I also found this which is an example FIX implementation for GDAX in js. It's old and the API I think has changed a little since this post but its a good start I suppose. -- https://community.coinbase.com/t/sample-fix-connection-to-coinbase-exchange-in-nodejs/7836

ctubio commented 7 years ago

ty for the link'¡

ima leave the old lib here https://github.com/coinbase/gdax-node

ctubio commented 7 years ago

:sunflower: TX received, thanks'¡ on my way

beegmon commented 7 years ago

Very much Excited for this improvement!

ctubio commented 7 years ago

will try with https://github.com/electronifie/node-quickfix but the installation seems not a single step (for now)

also will try https://github.com/defunctzombie/fixjs

beegmon commented 7 years ago

A messy setup ( for now as it can be scripted fairly easily) I think is a good trade off for something like node-quickfix since it uses faster libs when compared to the pure JS implementation.

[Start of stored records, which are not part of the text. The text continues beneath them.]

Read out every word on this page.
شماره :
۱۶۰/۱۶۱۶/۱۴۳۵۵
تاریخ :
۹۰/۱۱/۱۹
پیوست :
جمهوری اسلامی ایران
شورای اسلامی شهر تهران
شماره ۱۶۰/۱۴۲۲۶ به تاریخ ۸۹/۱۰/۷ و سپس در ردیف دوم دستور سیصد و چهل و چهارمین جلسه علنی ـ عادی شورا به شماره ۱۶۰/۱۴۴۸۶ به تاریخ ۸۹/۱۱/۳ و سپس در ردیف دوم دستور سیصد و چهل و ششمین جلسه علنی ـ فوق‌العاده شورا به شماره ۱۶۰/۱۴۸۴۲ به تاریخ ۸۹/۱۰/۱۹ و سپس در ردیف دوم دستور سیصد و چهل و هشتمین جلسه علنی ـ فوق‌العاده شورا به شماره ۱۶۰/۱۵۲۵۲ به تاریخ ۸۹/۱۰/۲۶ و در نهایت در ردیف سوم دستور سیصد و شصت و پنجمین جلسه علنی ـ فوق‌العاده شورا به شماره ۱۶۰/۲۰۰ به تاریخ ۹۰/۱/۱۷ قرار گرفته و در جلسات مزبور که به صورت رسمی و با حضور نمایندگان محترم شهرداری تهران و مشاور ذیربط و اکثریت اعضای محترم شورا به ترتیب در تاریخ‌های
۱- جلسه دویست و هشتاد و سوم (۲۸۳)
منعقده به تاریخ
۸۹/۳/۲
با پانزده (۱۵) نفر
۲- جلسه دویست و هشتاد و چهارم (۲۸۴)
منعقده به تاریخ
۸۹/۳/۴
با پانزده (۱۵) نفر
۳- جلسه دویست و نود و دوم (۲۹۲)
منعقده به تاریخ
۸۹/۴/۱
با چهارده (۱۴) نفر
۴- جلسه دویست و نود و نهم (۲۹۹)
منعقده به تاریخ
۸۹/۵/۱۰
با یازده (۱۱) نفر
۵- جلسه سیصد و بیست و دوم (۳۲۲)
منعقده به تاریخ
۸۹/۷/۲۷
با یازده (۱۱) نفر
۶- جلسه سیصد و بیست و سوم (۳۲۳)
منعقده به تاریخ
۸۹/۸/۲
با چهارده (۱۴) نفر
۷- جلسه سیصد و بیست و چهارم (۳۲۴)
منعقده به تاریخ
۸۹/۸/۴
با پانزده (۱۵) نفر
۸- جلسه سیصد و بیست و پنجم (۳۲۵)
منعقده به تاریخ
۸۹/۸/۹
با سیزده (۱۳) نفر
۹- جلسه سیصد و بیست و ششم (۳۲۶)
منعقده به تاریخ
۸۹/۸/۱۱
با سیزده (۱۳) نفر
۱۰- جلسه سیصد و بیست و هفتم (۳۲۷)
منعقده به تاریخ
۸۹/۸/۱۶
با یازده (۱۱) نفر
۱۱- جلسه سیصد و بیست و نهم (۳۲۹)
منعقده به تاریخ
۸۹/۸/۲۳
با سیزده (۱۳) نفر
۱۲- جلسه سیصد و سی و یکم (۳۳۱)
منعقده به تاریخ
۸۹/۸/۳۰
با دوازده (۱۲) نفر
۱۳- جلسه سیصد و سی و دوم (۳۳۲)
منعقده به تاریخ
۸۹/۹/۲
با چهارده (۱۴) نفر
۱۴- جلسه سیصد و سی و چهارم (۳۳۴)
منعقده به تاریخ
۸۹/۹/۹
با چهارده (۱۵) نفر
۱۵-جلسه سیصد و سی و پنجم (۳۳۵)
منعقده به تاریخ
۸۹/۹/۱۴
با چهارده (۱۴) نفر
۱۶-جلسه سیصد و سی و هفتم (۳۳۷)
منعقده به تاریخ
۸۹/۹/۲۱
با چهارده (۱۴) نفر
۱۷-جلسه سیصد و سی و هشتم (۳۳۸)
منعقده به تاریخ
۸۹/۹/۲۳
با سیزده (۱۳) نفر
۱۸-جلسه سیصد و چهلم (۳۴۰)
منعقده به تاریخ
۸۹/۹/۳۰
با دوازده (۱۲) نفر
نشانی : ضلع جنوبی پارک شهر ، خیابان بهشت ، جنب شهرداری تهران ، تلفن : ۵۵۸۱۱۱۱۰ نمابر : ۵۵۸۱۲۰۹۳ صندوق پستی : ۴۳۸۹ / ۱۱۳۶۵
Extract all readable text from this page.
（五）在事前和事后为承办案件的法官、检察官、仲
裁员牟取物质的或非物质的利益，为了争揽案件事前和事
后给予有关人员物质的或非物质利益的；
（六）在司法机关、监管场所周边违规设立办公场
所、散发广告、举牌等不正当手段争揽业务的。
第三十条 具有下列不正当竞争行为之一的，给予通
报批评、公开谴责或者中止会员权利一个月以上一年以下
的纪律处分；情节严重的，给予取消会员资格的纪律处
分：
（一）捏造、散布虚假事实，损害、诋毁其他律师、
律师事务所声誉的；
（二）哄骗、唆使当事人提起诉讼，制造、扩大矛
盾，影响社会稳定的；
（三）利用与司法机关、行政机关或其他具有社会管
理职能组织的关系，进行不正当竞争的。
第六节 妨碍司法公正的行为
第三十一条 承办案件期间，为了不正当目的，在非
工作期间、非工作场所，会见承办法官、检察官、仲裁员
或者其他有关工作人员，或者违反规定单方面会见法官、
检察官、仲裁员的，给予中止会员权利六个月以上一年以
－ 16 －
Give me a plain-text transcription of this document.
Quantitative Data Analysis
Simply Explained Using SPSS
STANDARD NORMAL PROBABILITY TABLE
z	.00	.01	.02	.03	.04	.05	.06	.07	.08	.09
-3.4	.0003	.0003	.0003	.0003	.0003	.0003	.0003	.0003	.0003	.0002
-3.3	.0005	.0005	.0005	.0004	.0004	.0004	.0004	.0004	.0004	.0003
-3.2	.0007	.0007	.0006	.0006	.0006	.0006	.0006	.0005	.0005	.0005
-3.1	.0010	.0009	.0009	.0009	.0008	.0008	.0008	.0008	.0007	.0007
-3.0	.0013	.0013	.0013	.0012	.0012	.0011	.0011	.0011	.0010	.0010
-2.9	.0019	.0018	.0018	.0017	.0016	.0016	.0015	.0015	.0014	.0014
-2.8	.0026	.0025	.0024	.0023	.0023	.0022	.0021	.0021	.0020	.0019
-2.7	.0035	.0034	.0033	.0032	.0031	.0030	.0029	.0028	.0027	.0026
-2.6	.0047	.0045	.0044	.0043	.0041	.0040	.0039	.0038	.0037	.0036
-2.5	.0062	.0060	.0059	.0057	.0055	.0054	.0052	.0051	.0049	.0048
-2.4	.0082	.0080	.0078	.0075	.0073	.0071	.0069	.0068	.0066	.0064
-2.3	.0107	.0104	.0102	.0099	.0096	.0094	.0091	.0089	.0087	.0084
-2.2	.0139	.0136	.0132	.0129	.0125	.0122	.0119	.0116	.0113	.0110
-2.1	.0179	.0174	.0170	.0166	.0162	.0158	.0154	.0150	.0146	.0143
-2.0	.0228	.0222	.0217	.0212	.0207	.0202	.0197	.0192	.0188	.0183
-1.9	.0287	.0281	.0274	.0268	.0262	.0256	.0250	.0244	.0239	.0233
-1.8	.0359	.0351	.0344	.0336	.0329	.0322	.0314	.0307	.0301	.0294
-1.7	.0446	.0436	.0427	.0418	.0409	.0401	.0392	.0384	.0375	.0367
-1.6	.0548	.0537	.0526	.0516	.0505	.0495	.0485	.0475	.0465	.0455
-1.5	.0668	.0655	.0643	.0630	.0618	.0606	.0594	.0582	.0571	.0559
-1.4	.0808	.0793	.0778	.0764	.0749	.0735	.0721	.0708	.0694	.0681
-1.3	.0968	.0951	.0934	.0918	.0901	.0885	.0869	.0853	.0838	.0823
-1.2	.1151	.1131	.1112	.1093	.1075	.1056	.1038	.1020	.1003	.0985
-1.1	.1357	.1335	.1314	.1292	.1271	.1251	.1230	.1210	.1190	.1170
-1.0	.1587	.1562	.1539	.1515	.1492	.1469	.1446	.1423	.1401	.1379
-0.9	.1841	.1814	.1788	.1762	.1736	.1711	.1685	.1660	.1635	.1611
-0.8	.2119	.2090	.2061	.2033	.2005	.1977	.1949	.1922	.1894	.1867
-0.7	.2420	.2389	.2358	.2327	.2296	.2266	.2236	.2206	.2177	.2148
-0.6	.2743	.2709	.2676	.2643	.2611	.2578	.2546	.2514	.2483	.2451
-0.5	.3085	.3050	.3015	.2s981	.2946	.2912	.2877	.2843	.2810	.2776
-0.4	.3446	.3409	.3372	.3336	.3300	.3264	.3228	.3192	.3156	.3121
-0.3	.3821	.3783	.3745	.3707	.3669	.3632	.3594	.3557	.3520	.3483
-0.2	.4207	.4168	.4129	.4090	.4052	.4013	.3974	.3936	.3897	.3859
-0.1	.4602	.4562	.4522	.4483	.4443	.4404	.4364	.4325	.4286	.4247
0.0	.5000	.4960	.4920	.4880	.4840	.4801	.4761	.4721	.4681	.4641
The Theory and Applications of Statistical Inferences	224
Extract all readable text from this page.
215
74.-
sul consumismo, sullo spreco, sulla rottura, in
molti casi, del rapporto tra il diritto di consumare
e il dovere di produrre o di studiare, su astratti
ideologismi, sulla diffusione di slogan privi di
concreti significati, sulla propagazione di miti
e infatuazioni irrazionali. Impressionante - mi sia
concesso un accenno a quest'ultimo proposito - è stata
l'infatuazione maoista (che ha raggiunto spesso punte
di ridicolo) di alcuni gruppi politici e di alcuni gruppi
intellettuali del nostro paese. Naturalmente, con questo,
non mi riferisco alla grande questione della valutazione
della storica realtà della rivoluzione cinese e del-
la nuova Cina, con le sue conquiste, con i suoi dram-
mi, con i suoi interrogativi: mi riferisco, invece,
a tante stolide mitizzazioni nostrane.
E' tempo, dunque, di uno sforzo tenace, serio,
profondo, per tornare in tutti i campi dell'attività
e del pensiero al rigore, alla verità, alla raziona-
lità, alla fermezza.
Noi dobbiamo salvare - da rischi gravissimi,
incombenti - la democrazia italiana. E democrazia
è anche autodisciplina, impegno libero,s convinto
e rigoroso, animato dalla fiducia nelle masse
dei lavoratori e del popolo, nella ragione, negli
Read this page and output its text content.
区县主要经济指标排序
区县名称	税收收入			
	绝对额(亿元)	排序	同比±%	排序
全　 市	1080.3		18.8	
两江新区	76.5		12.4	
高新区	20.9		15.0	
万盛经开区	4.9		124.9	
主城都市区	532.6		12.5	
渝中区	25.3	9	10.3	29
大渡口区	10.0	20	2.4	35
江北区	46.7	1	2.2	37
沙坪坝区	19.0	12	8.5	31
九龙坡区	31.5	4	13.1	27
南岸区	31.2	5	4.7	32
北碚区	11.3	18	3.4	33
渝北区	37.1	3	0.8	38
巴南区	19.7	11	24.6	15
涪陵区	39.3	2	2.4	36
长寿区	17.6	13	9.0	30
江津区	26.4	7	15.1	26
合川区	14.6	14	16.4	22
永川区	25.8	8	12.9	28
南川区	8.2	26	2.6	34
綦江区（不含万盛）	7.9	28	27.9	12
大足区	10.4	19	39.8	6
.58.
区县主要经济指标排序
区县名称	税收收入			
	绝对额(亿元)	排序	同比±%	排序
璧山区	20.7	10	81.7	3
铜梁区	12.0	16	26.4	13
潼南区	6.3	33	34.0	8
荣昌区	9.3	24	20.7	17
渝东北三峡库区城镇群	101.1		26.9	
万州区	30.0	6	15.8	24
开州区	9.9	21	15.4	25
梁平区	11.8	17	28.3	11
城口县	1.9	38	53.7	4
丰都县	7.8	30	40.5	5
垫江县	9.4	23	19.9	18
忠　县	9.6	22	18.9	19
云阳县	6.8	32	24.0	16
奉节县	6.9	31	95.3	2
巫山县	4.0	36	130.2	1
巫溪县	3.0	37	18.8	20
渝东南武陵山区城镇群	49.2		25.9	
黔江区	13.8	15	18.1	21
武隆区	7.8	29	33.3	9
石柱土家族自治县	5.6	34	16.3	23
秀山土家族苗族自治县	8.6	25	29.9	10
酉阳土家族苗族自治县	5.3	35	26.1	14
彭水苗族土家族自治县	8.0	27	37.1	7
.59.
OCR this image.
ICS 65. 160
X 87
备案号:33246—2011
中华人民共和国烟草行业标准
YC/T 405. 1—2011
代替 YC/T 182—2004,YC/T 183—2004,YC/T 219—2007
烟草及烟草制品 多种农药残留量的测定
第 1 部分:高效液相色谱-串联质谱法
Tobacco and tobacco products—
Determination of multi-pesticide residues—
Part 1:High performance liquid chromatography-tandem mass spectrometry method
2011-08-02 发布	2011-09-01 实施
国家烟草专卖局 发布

ctubio commented 7 years ago

seems like quickfix installs easy without so many pain, lets try it'0'¡!

ctubio commented 7 years ago

i dont wanna start crying of happines yet, but we are 1 parameter away from a successfuly FIX communication

beegmon commented 7 years ago

Should be back in the saddle here this coming week to test all the new changes. Thanks for all the hard work!

maurodelazeri commented 7 years ago

@ctubio you da best!!!!

ctubio commented 7 years ago

that was a big update :dancer:

@maurodelazeri :rage4: i will tell to my mum!